Nov
18
2014 Chevrolet Malibu Turbo

A 2.5-liter 4-cylinder engine is standard on LS, 1LT and 2LT Malibu trim levels. Our test 3LT, like the topline LTZ, comes with a turbocharged 2.0-liter engine. As equipped, our test car came to $31,380.

2014 Chevrolet Malibu 3LT Turbo

Dates tested: 10/31/2013-11/07/2013

Miles Driven: 255

Fuel Used: 11.9 gallons regular unleaded

Real-world fuel economy: 21.4 mpg

Driving mix: 40% city, 60% highway

Base price: $26,750 (not including $825 destination charge)

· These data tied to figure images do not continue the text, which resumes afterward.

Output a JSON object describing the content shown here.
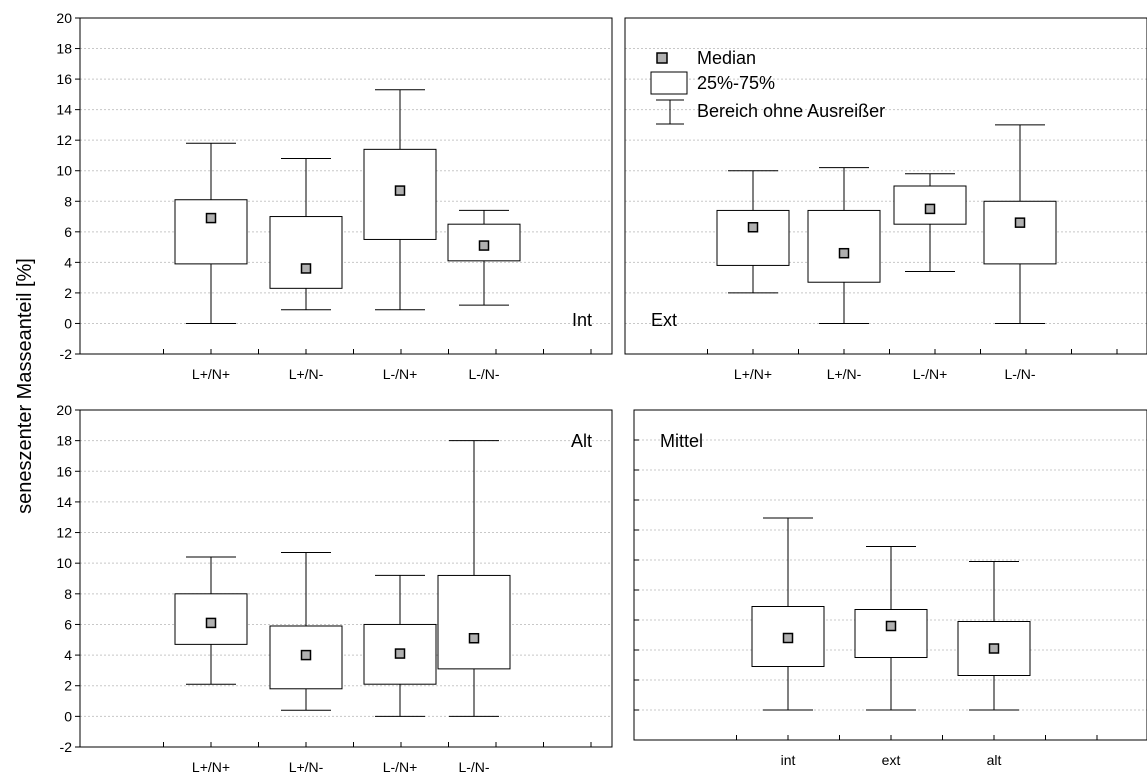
{
  "figure": {
    "ylabel": "seneszenter Masseanteil [%]"
  },
  "legend": {
    "median": "Median",
    "box": "25%-75%",
    "whisker": "Bereich ohne Ausreißer"
  },
  "chart_data": [
    {
      "type": "box",
      "label": "Int",
      "categories": [
        "L+/N+",
        "L+/N-",
        "L-/N+",
        "L-/N-"
      ],
      "ylim": [
        -2,
        20
      ],
      "yticks": [
        -2,
        0,
        2,
        4,
        6,
        8,
        10,
        12,
        14,
        16,
        18,
        20
      ],
      "grid": true,
      "boxes": [
        {
          "median": 6.9,
          "q1": 3.9,
          "q3": 8.1,
          "min": 0.0,
          "max": 11.8
        },
        {
          "median": 3.6,
          "q1": 2.3,
          "q3": 7.0,
          "min": 0.9,
          "max": 10.8
        },
        {
          "median": 8.7,
          "q1": 5.5,
          "q3": 11.4,
          "min": 0.9,
          "max": 15.3
        },
        {
          "median": 5.1,
          "q1": 4.1,
          "q3": 6.5,
          "min": 1.2,
          "max": 7.4
        }
      ]
    },
    {
      "type": "box",
      "label": "Ext",
      "categories": [
        "L+/N+",
        "L+/N-",
        "L-/N+",
        "L-/N-"
      ],
      "ylim": [
        -2,
        20
      ],
      "grid": true,
      "legend_position": "top-left",
      "boxes": [
        {
          "median": 6.3,
          "q1": 3.8,
          "q3": 7.4,
          "min": 2.0,
          "max": 10.0
        },
        {
          "median": 4.6,
          "q1": 2.7,
          "q3": 7.4,
          "min": 0.0,
          "max": 10.2
        },
        {
          "median": 7.5,
          "q1": 6.5,
          "q3": 9.0,
          "min": 3.4,
          "max": 9.8
        },
        {
          "median": 6.6,
          "q1": 3.9,
          "q3": 8.0,
          "min": 0.0,
          "max": 13.0
        }
      ]
    },
    {
      "type": "box",
      "label": "Alt",
      "categories": [
        "L+/N+",
        "L+/N-",
        "L-/N+",
        "L-/N-"
      ],
      "ylim": [
        -2,
        20
      ],
      "yticks": [
        -2,
        0,
        2,
        4,
        6,
        8,
        10,
        12,
        14,
        16,
        18,
        20
      ],
      "grid": true,
      "boxes": [
        {
          "median": 6.1,
          "q1": 4.7,
          "q3": 8.0,
          "min": 2.1,
          "max": 10.4
        },
        {
          "median": 4.0,
          "q1": 1.8,
          "q3": 5.9,
          "min": 0.4,
          "max": 10.7
        },
        {
          "median": 4.1,
          "q1": 2.1,
          "q3": 6.0,
          "min": 0.0,
          "max": 9.2
        },
        {
          "median": 5.1,
          "q1": 3.1,
          "q3": 9.2,
          "min": 0.0,
          "max": 18.0
        }
      ]
    },
    {
      "type": "box",
      "label": "Mittel",
      "categories": [
        "int",
        "ext",
        "alt"
      ],
      "ylim": [
        -2,
        20
      ],
      "grid": true,
      "boxes": [
        {
          "median": 4.8,
          "q1": 2.9,
          "q3": 6.9,
          "min": 0.0,
          "max": 12.8
        },
        {
          "median": 5.6,
          "q1": 3.5,
          "q3": 6.7,
          "min": 0.0,
          "max": 10.9
        },
        {
          "median": 4.1,
          "q1": 2.3,
          "q3": 5.9,
          "min": 0.0,
          "max": 9.9
        }
      ]
    }
  ]
}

Options on test car: Leather Package ($1000), Electronic & Entertainment Package ($1175), Advanced Safety Package ($890), navigation system ($795), Crystal Red Tintcoat paint ($395)

Price as tested: $31,830

Quick Hits

The great: Strong, refined drivetrain

The good: Smooth ride and quiet cabin

The not so good: Cramped rear seat

Damon Bell

Because of the sales volumes at stake, success in the midsize-sedan class is crucial to manufacturers. The competition is cutthroat, and the segment abounds with top-rate contenders that are often so close in overall “goodness” that choosing between them often boils down to one’s personal taste. In a category like this, small details start to matter a lot, and the 2014 Chevrolet Malibu has a couple of niggling ergonomic issues that really annoyed me.

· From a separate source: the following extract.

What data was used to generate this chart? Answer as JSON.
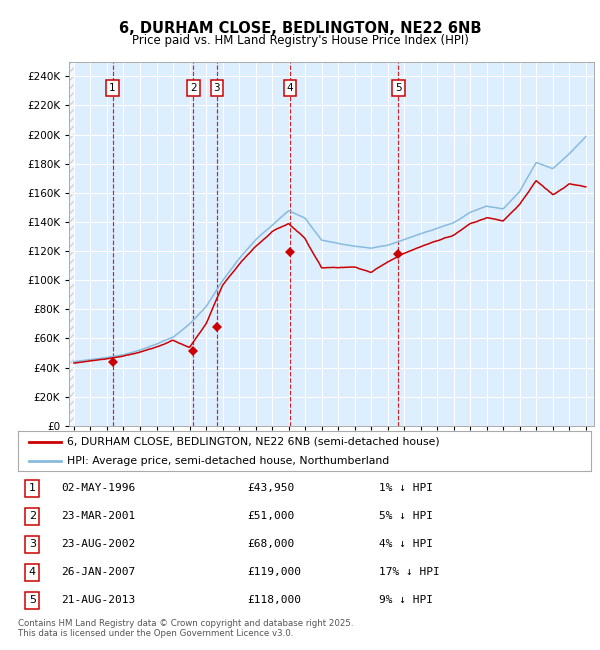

The ignition switch juts out from the steering column at a sharp angle toward the interior. I suppose this makes it marginally easier to put the key in the ignition, but it also means that the key fob is sticking out right where my right knee usually rests. I was frequently bumping the key with my knee. (If you’re tall like me, you’ll want to pony up for push-button starting.) The Bluetooth system was especially slow to connect, and despite the fact that I was listening to audio off of my smartphone when I shut the car off, the system would always revert to a radio station when I restarted the car, forcing me to reselect Bluetooth from the audio menu. Most other Bluetooth-equipped vehicles don’t require this step.

2014 Chevrolet Malibu Interior

Damon and Tom agree, if you’re in the front seat, the Malibu cabin is a pretty nice place to spend time.

A not-so-nitpicky issue is the Malibu’s tight rear-seat space…this was of the main reasons Chevrolet chose to give the Malibu a hasty update for 2014. The front and rear seats were revamped to free up another 1.25 inches of leg room, but Malibu still can’t match most of its class competition here.

The Malibu is certainly not without its charms, however. The 259-horsepower 2.0-liter turbocharged four-cylinder feels smooth and strong, with enough juice to provide comfortably quick acceleration in most driving situations. The motor whirs noticeably in fast acceleration, but Malibu is still one of the quietest cars in the class. Wind and road noise are exceptionally well controlled.

The Mazda 6 and the Honda Accord nail the big and small details better in my book… but your personal tastes may vary.

Tom Appel

For almost precisely the current average transaction price of a new vehicle, you can get yourself into a nicely equipped (though not loaded) 2014 Chevrolet Malibu Turbo. And, there are a number of good reasons you might want to do so.

Like the smaller Chevrolet Cruze, Malibu is refined for the class, and boasts a silky drivetrain and surprisingly pleasant cabin.

As part of a 2013 redesign of the Malibu, Chevrolet excised the sedan’s V6, replacing it with a turbocharged 4-cylinder. I am please to report the 2.0-liter turbo, good for a reported 259 horsepower, feels about as strong as the departed V6, and might actually be smoother. Very much in the vein of Ford’s EcoBoost engines, power delivery is immediate, and throttle response sharp.

As for the cabin, as long as you’re up front, you’re golden. Drivers enjoy plenty of leg and headroom, and visibility to all four corners is good. Interior appointments approach luxury level, and everything appears well assembled. The low-glow running lights that trim the dash and overhead console become visible as the sun sets, and add a decidedly classy feel to the cabin.

Equally sublime is the ride, which is impressive for the class. Most road imperfections are absorbed with dismissible ease, and even larger bumps and ruts are handled with grace. Noise levels are likewise muted, even at highway speeds.

So what’s the rub? Malibu, like Cruze, runs a serious deficit versus class competitors in the category of rear-seat space. If you never plan to haul anyone larger than your pre-high schoolers, no problem. But Malibu’s lack of four-adult space is a serious demerit in this crowded vehicle class.

So, for the price of an average car you can buy a very nice Malibu, a car that offers above average power and refinement, and below average passenger space.